- Born: December 25, 1996 (age 29) Saint-Germain-en-Laye, France
- Education: École de la Chambre Syndicale de la Couture Parisienne
- Label: Charles de Vilmorin
- Awards: Finalist, LVMH Prize (2021)
- Website: www.charlesdevilmorin.fr

= Charles de Vilmorin =

French fashion designer (born 1996)

Charles de Vilmorin (born December 25, 1996) is a French fashion designer. A graduate of the École de la Chambre Syndicale de la Couture Parisienne, he launched his eponymous label on Instagram in April 2020, during the COVID-19 pandemic, and quickly attracted the attention of other designers. He made his debut on the Paris haute couture calendar in January 2021, and the following month he was named creative director of Rochas, a position he held until 2023. He was one of nine finalists for the 2021 LVMH Prize.

== Early life and education ==
Charles de Vilmorin was born on December 25, 1996, in Saint-Germain-en-Laye, and was brought up in Compiègne. His father was a financial director at a mass-market fashion brand, and de Vilmorin began sketching at the age of five; he originally wanted to become a theater director.
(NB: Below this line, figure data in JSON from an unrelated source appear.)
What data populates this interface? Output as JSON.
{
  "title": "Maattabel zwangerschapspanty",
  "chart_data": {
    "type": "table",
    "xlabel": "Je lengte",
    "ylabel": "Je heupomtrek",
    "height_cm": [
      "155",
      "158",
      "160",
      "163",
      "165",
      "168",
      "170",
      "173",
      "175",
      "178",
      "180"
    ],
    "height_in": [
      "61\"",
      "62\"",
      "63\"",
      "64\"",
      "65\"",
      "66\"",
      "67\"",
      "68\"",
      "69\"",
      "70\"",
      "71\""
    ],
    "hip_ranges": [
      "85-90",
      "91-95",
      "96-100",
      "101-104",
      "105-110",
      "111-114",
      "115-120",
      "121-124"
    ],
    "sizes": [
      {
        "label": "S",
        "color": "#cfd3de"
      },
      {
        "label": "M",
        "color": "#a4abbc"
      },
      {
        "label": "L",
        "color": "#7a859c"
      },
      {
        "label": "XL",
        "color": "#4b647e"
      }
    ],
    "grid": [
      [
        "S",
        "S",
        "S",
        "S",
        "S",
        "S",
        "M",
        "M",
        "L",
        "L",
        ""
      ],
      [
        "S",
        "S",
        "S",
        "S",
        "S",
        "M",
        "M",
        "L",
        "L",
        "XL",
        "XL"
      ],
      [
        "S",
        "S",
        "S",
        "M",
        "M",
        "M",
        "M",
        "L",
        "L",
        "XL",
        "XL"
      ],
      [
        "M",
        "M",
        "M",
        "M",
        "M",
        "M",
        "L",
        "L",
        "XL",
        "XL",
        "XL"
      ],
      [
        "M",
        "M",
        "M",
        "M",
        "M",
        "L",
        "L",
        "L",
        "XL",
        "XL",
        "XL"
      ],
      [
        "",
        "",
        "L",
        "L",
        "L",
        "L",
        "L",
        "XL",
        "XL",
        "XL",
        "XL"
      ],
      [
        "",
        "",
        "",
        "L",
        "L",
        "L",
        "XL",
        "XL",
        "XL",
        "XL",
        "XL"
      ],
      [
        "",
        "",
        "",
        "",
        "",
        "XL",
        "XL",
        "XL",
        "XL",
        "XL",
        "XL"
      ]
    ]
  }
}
He is the great-nephew of the French novelist and poet Louise Lévêque de Vilmorin. He graduated from the École de la Chambre Syndicale de la Couture Parisienne in June 2019.

== Career ==
After graduating, de Vilmorin struggled to find an internship, but a private collector bought most of his graduation collection. He used the money to fund his first collection, launched on Instagram in April 2020: a line of patchwork quilted bomber jackets inspired by the artist Niki de Saint Phalle. The collection quickly attracted the attention of designers Jean-Charles de Castelbajac and Christian Lacroix, and in November 2020 de Vilmorin was one of 15 emerging designers selected by Gucci creative director Alessandro Michele to participate in the GucciFest online festival.

In January 2021, de Vilmorin made his debut on the Paris haute couture calendar with his spring 2021 couture collection, presented in a video made with Studio L'Étiquette after Jean Paul Gaultier sponsored his guest appearance. The collection's hand-painted looks featured motifs of flowers, butterflies, and psychedelic nudes, worn by models of all genders with their faces and bodies painted in neon makeup. His early collections were noted for their vivid color, hand-painted prints, and puffer silhouettes.

In February 2021, two weeks after his couture debut, de Vilmorin was named creative director of Rochas, in charge of women's ready-to-wear at the house. His first collection for Rochas, for spring 2022, was presented in September 2021. De Vilmorin left Rochas two years later, in April 2023. Later that year, he was named president of the fashion jury for the October edition of the Hyères International Festival of Fashion, Photography and Fashion Accessories. De Vilmorin returned to the couture calendar with a fall 2021 collection shown almost entirely in black, and a spring 2022 collection presented in a video inspired by the Danse Macabre.

In 2021, de Vilmorin was one of nine finalists for the LVMH Prize for Young Designers, and a finalist for the Pierre Bergé Prize at the ANDAM Fashion Award.

In February 2024, de Vilmorin announced the launch of his label's first ready-to-wear line, a 25-piece collection for fall 2024 presented at the Sphère showroom during Paris Fashion Week. Made in Paris, the line included dresses, denim shorts, shirting, a trenchcoat, and new versions of his bomber jackets. He had previously worked with Galeries Lafayette as the guest designer for its 2023 holiday season.